Sliding Window
A sliding window maintains a contiguous subarray (or substring) that satisfies a constraint, expanding the right pointer and shrinking the left pointer to stay valid in O(n).
Sliding window = a caterpillar inching forward. The head stretches right to eat more, the tail contracts left when the body gets too long. The caterpillar never goes backward.
Two patterns: (1) fixed-size window — move both pointers together (e.g., max sum subarray of size k); (2) variable-size window — expand right greedily, shrink left when constraint violated (e.g., longest substring without repeating characters, minimum window substring). The window state (a hash map, counter, or sum) is maintained incrementally rather than recomputed each time — this is what makes it O(n).
The key invariant: at all times, [left, right] represents a valid window, OR we are in the process of restoring validity by shrinking from left. Each element enters the window exactly once (right pointer advances) and leaves exactly once (left pointer advances) — giving O(n) total work.

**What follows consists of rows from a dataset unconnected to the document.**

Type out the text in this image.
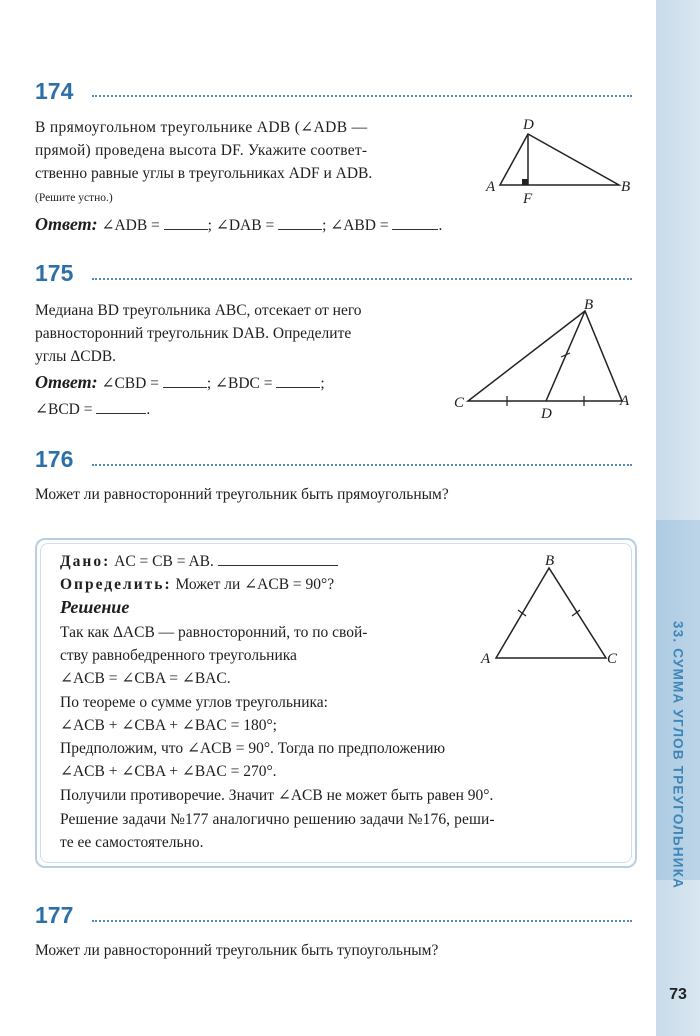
33. СУММА УГЛОВ ТРЕУГОЛЬНИКА
73
174
В прямоугольном треугольнике ADB (∠ADB —
прямой) проведена высота DF. Укажите соответ-
ственно равные углы в треугольниках ADF и ADB.
(Решите устно.)
Ответ: ∠ADB =	; ∠DAB =	; ∠ABD =	.
D
A
F
B
175
Медиана BD треугольника ABC, отсекает от него
равносторонний треугольник DAB. Определите
углы ΔCDB.
Ответ: ∠CBD =	; ∠BDC =	;
∠BCD =	.
B
C
D
A
176
Может ли равносторонний треугольник быть прямоугольным?
Дано: AC = CB = AB.
Определить: Может ли ∠ACB = 90°?
Решение
Так как ΔACB — равносторонний, то по свой-
ству равнобедренного треугольника
∠ACB = ∠CBA = ∠BAC.
По теореме о сумме углов треугольника:
∠ACB + ∠CBA + ∠BAC = 180°;
Предположим, что ∠ACB = 90°. Тогда по предположению
∠ACB + ∠CBA + ∠BAC = 270°.
Получили противоречие. Значит ∠ACB не может быть равен 90°.
Решение задачи №177 аналогично решению задачи №176, реши-
те ее самостоятельно.
B
A	C
177
Может ли равносторонний треугольник быть тупоугольным?
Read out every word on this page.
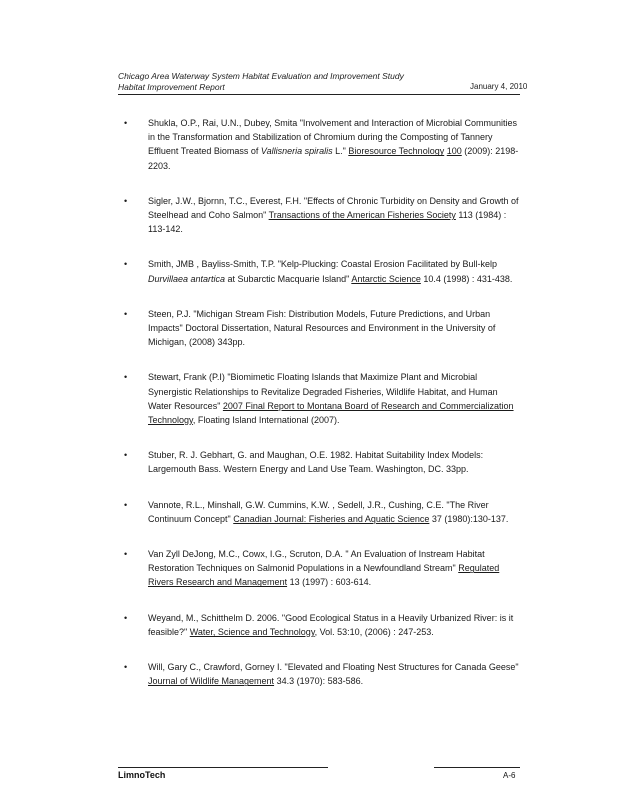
Chicago Area Waterway System Habitat Evaluation and Improvement Study
Habitat Improvement Report	January 4, 2010
• Shukla, O.P., Rai, U.N., Dubey, Smita "Involvement and Interaction of Microbial Communities in the Transformation and Stabilization of Chromium during the Composting of Tannery Effluent Treated Biomass of Vallisneria spiralis L." Bioresource Technology 100 (2009): 2198-2203.
• Sigler, J.W., Bjornn, T.C., Everest, F.H. "Effects of Chronic Turbidity on Density and Growth of Steelhead and Coho Salmon" Transactions of the American Fisheries Society 113 (1984) : 113-142.
• Smith, JMB , Bayliss-Smith, T.P. "Kelp-Plucking: Coastal Erosion Facilitated by Bull-kelp Durvillaea antartica at Subarctic Macquarie Island" Antarctic Science 10.4 (1998) : 431-438.
• Steen, P.J. "Michigan Stream Fish: Distribution Models, Future Predictions, and Urban Impacts" Doctoral Dissertation, Natural Resources and Environment in the University of Michigan, (2008) 343pp.
• Stewart, Frank (P.I) "Biomimetic Floating Islands that Maximize Plant and Microbial Synergistic Relationships to Revitalize Degraded Fisheries, Wildlife Habitat, and Human Water Resources" 2007 Final Report to Montana Board of Research and Commercialization Technology, Floating Island International (2007).
• Stuber, R. J. Gebhart, G. and Maughan, O.E. 1982. Habitat Suitability Index Models: Largemouth Bass. Western Energy and Land Use Team. Washington, DC. 33pp.
• Vannote, R.L., Minshall, G.W. Cummins, K.W. , Sedell, J.R., Cushing, C.E. "The River Continuum Concept" Canadian Journal: Fisheries and Aquatic Science 37 (1980):130-137.
• Van Zyll DeJong, M.C., Cowx, I.G., Scruton, D.A. " An Evaluation of Instream Habitat Restoration Techniques on Salmonid Populations in a Newfoundland Stream" Regulated Rivers Research and Management 13 (1997) : 603-614.
• Weyand, M., Schitthelm D. 2006. "Good Ecological Status in a Heavily Urbanized River: is it feasible?" Water, Science and Technology, Vol. 53:10, (2006) : 247-253.
• Will, Gary C., Crawford, Gorney I. "Elevated and Floating Nest Structures for Canada Geese" Journal of Wildlife Management 34.3 (1970): 583-586.
LimnoTech	A-6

For problems with 'at most K distinct characters', track a frequency map and shrink when distinct count exceeds K. Monotonic deque (sliding window maximum) lets you get the max of the current window in O(1) amortized by maintaining a decreasing deque — O(n) overall.
Sliding window is my default for 'longest/shortest subarray/substring satisfying property X'. The template is: expand right to try to satisfy the constraint, shrink left when it's violated, and update the answer at each valid state. The O(n) argument is that each pointer moves at most n times. The subtle part is maintaining the window state incrementally — for character frequency, I use a hash map and a 'have/need' counter to avoid recomputing each time.
When shrinking the window from the left, you must correctly remove the element leaving the window from your state. Forgetting to decrement a counter or update a sum when left pointer advances is the most common bug. Also: the window boundaries are [left, right] inclusive — be consistent or you'll have off-by-one errors.